Pub Date: Nov. 7th, 2017
ISBN: 978-1-63375-826-1
Publisher: Entangled Teen

A teenage runaway and a mysterious girl, the sole winter inhabitants of a lake island, share their painful histories and forge a connection in this YA paranormal romance.

It’s early October, and Hector, 17, decides to flee from his problems: trouble at school; episodes of vomiting and blackouts; self-cutting; and something he doesn’t talk about involving his uncle and guardian. Besides all that, Hector feels out of place in the world: “I’ve been half of something my whole life. Too Korean or too American.

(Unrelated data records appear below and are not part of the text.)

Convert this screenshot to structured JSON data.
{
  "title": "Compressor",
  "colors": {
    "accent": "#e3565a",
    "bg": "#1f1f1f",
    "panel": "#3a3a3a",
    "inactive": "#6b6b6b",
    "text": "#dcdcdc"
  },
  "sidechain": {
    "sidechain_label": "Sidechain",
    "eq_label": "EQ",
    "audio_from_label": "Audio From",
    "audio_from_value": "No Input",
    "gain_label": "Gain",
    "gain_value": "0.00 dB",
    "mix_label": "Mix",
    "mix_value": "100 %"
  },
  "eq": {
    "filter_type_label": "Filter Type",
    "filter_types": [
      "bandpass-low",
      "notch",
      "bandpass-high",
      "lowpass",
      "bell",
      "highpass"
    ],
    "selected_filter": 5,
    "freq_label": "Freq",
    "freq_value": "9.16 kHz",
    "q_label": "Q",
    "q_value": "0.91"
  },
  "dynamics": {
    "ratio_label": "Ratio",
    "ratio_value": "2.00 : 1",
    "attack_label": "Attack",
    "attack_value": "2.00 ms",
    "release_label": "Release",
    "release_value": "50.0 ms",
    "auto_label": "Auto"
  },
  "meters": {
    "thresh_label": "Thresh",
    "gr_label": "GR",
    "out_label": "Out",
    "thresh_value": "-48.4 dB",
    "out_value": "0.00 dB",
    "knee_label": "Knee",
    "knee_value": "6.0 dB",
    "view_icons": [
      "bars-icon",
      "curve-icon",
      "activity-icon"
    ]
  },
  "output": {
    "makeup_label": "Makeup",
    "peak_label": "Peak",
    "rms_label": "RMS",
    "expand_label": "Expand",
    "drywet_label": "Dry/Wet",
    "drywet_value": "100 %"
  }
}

Too Black, or not Black enough.” His plan is to miss the last ferry from Lake Superior’s Isle Royale, deserted half the year, and stay. He’s not worried about searchers, because “helicopters and ships don’t look for runaway Black boys. Never in this lifetime.” By mid-May, when the island reopens, Hector will be 18 and free. But he discovers that Isle Royale has a year-round inhabitant: beautiful, white-blond Anda Selkirk, usually invisible. November is the month when Anda renews herself through death, crucially through mariners’ tragic fates in the lake’s storms. Strangely, Hector can see Anda, and he needs her help since he vastly underestimated the difficulties of surviving. They soon become close and romantic—but Anda struggles with a stronger and stronger pull to fulfill her grim purpose. Events build to a stormy confrontation with destiny and the future. Kang (Quackery: A Brief History of the Worst Ways to Cure Everything, 2017, etc.) writes in the melodramatic, first-person, present-tense mode common to YA paranormal romance. The melodrama can be physical (“My stomach dives into the center of the earth”; “My heart punches my chest a million times a minute”) but can also turn more poetic, as when Anda says: “I am made of storms and corpses, of granite and paper-white birch.” The author is skillful enough to pull this off for readers who enjoy well-crafted sentences describing lovely, damaged, lonely teenagers: “Pain is so easy. It’s what we do best,” says Hector to Anda, who agrees. Ultimately, Kang offers some fresh ideas in this well-structured book. In addition, she brings a three-dimensional vividness to her characters.

An emotional and dramatic tale of an otherworldly relationship.